In tow with Jessica for the victory lane celebration — as he often is for both of his parents — was little Parker.

“Parker’s doing very well, and not having to have so much therapy. He’s able to travel with us more,” Jessica said. “For me to be able to race more just depends on his schedule. He loves doing it. It’s like a social gathering for him. When we go to the races on Friday night, he knows which kids are going to be there, what his schedule for the rest of the night is going to be, and on Saturday as well. He looks forward to it as much as we do now. We know he’s happy.”

The Friesens’ experience raising Parker has also spurred the couple into charity work for autism awareness. They’re in the process of starting a public charity, Aim Autism, in conjunction with their main racing sponsor, Halmar International, and much of this week’s non-racing work was preparation for a massive fundraising chicken barbecue prior to Saturday’s racing action at Fonda Speedway.

The Friesens first hosted the event in 2019, raising nearly $15,000 for Schenectady’s Crossroads Center for Children. Though restrictions brought on by the novel coronavirus pandemic forced the fundraiser to be put on hold in 2020, the plans were to try and top the donation total with this year’s event.

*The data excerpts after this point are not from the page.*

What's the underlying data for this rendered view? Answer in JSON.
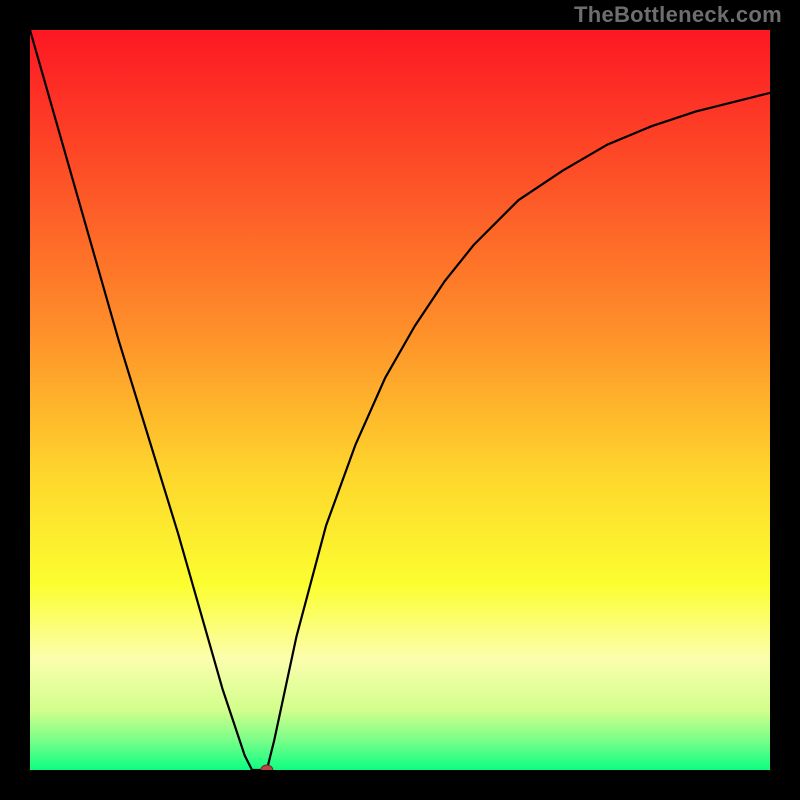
{
  "watermark": {
    "text": "TheBottleneck.com"
  },
  "chart_data": {
    "type": "line",
    "title": "",
    "xlabel": "",
    "ylabel": "",
    "xlim": [
      0,
      100
    ],
    "ylim": [
      0,
      100
    ],
    "background_gradient": {
      "stops": [
        {
          "offset": 0.0,
          "color": "#fd1724"
        },
        {
          "offset": 0.2,
          "color": "#fd5127"
        },
        {
          "offset": 0.4,
          "color": "#fe8d2a"
        },
        {
          "offset": 0.6,
          "color": "#fed62c"
        },
        {
          "offset": 0.75,
          "color": "#fbfe30"
        },
        {
          "offset": 0.85,
          "color": "#fbfead"
        },
        {
          "offset": 0.92,
          "color": "#d1fe8c"
        },
        {
          "offset": 0.96,
          "color": "#79fe89"
        },
        {
          "offset": 1.0,
          "color": "#0cfe82"
        }
      ]
    },
    "series": [
      {
        "name": "bottleneck-curve",
        "color": "#000000",
        "stroke_width": 2.2,
        "x": [
          0,
          4,
          8,
          12,
          16,
          20,
          24,
          26,
          28,
          29,
          30,
          30,
          32,
          32,
          33,
          36,
          40,
          44,
          48,
          52,
          56,
          60,
          66,
          72,
          78,
          84,
          90,
          96,
          100
        ],
        "y": [
          100,
          86,
          72,
          58,
          45,
          32,
          18,
          11,
          5,
          2,
          0,
          0,
          0,
          0,
          4,
          18,
          33,
          44,
          53,
          60,
          66,
          71,
          77,
          81,
          84.5,
          87,
          89,
          90.5,
          91.5
        ]
      }
    ],
    "marker": {
      "name": "current-point",
      "x": 32,
      "y": 0,
      "rx": 6,
      "ry": 5,
      "fill": "#b6483f",
      "stroke": "#6e2b25"
    }
  }
}
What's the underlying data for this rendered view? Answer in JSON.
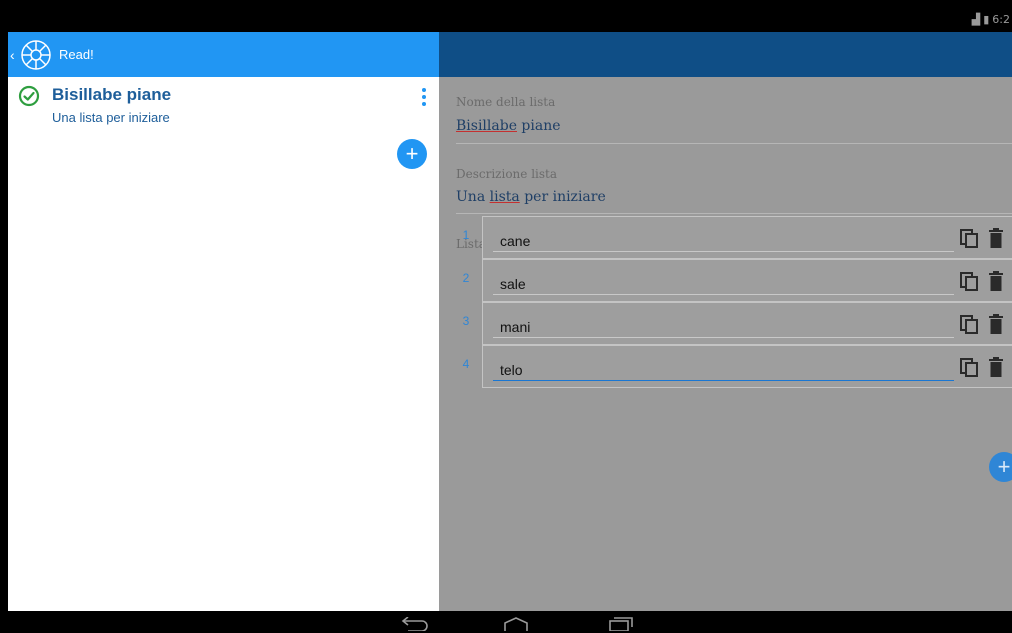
{
  "status": {
    "clock": "6:2"
  },
  "app": {
    "title": "Read!"
  },
  "lists": [
    {
      "title": "Bisillabe piane",
      "description": "Una lista per iniziare"
    }
  ],
  "detail": {
    "name_label": "Nome della lista",
    "name_value_1": "Bisillabe",
    "name_value_2": " piane",
    "desc_label": "Descrizione lista",
    "desc_value_1": "Una ",
    "desc_value_2": "lista",
    "desc_value_3": " per iniziare",
    "list_label": "Lista",
    "items": [
      {
        "num": "1",
        "text": "cane"
      },
      {
        "num": "2",
        "text": "sale"
      },
      {
        "num": "3",
        "text": "mani"
      },
      {
        "num": "4",
        "text": "telo"
      }
    ]
  },
  "icons": {
    "logo": "wheel-logo-icon",
    "check": "check-circle-icon",
    "copy": "copy-icon",
    "trash": "trash-icon",
    "add": "plus-icon"
  },
  "colors": {
    "primary": "#2196f3",
    "primary_dark": "#0f4e86",
    "item_title": "#1e5e9a",
    "check_green": "#2e9e3f",
    "overlay": "#9a9a9a"
  }
}
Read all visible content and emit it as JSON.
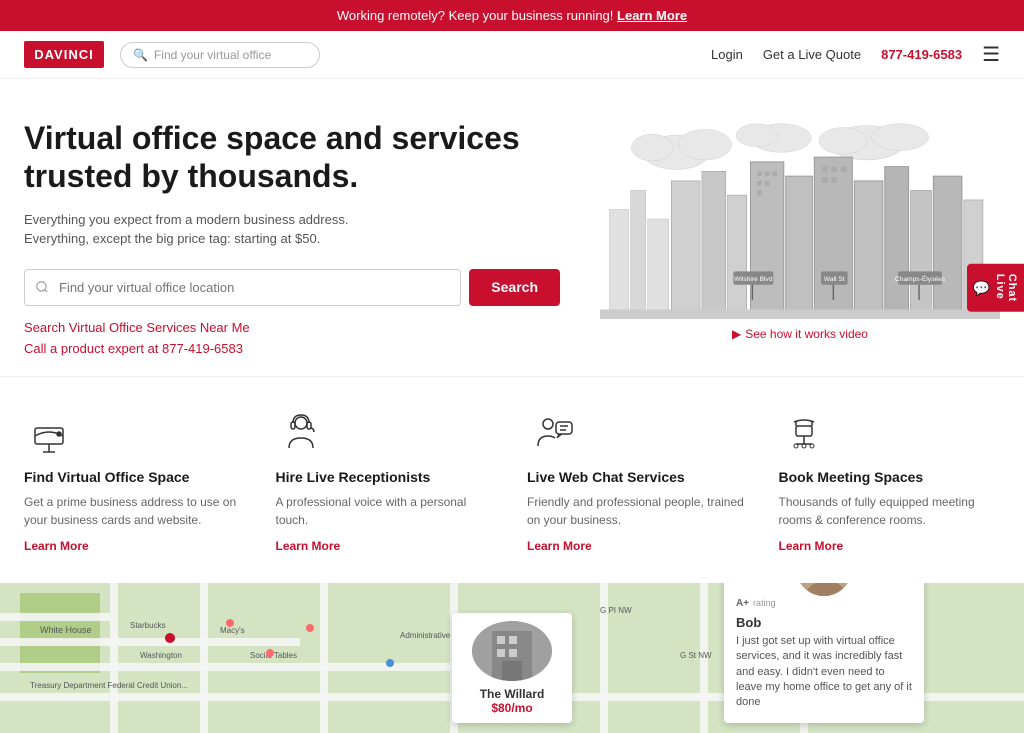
{
  "banner": {
    "text": "Working remotely? Keep your business running!",
    "link": "Learn More"
  },
  "header": {
    "logo": "DAVINCI",
    "search_placeholder": "Find your virtual office",
    "nav": {
      "login": "Login",
      "quote": "Get a Live Quote",
      "phone": "877-419-6583"
    }
  },
  "hero": {
    "title": "Virtual office space and services trusted by thousands.",
    "subtitle_line1": "Everything you expect from a modern business address.",
    "subtitle_line2": "Everything, except the big price tag: starting at $50.",
    "search_placeholder": "Find your virtual office location",
    "search_button": "Search",
    "links": [
      "Search Virtual Office Services Near Me",
      "Call a product expert at 877-419-6583"
    ],
    "video_link": "See how it works video",
    "city_labels": [
      "Wilshire Blvd",
      "Wall St",
      "Champs-Élysées"
    ]
  },
  "services": [
    {
      "id": "virtual-office",
      "title": "Find Virtual Office Space",
      "description": "Get a prime business address to use on your business cards and website.",
      "link": "Learn More",
      "icon": "mailbox-icon"
    },
    {
      "id": "receptionists",
      "title": "Hire Live Receptionists",
      "description": "A professional voice with a personal touch.",
      "link": "Learn More",
      "icon": "headset-icon"
    },
    {
      "id": "webchat",
      "title": "Live Web Chat Services",
      "description": "Friendly and professional people, trained on your business.",
      "link": "Learn More",
      "icon": "chat-icon"
    },
    {
      "id": "meeting",
      "title": "Book Meeting Spaces",
      "description": "Thousands of fully equipped meeting rooms & conference rooms.",
      "link": "Learn More",
      "icon": "chair-icon"
    }
  ],
  "map": {
    "location_card": {
      "name": "The Willard",
      "price": "$80/mo"
    }
  },
  "testimonial": {
    "name": "Bob",
    "rating": "A+",
    "text": "I just got set up with virtual office services, and it was incredibly fast and easy. I didn't even need to leave my home office to get any of it done"
  },
  "live_chat": {
    "label": "Live Chat",
    "icon": "chat-bubble-icon"
  }
}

It made Wednesday afternoon a very busy one in the One Zee Tees shop, where Jessica and her crew had to get 500 t-shirts ready for the event, while Stewart was up the road at the race shop with a couple of crew members from his North Carolina-based Halmar Friesen Racing Truck Series team getting work done on some of their dirt track cars while NASCAR is on its two-week hiatus for the Summer Olympics.

“No truck race just means more modified races,” Jessica said.

Getting everything done is a concerted team effort.

“We have a lot of very good people that help with everything,” Jessica said. “It’s not like it’s just all me.”

“My very good person is her,” Stewart interjected.

It’s a wild life, but being busy is just how the Friesens like it. They stay centered with a couple days a month with Parker and their dog Charlotte at the family’s camp on Caroga Lake, but the hustle and bustle of the racing grind is everything they signed up for.

“This is sane for us,” Stewart said. “It’s all we know.”

“When we’re not going,” Jessica added, “we don’t know what to do. We’re always going.”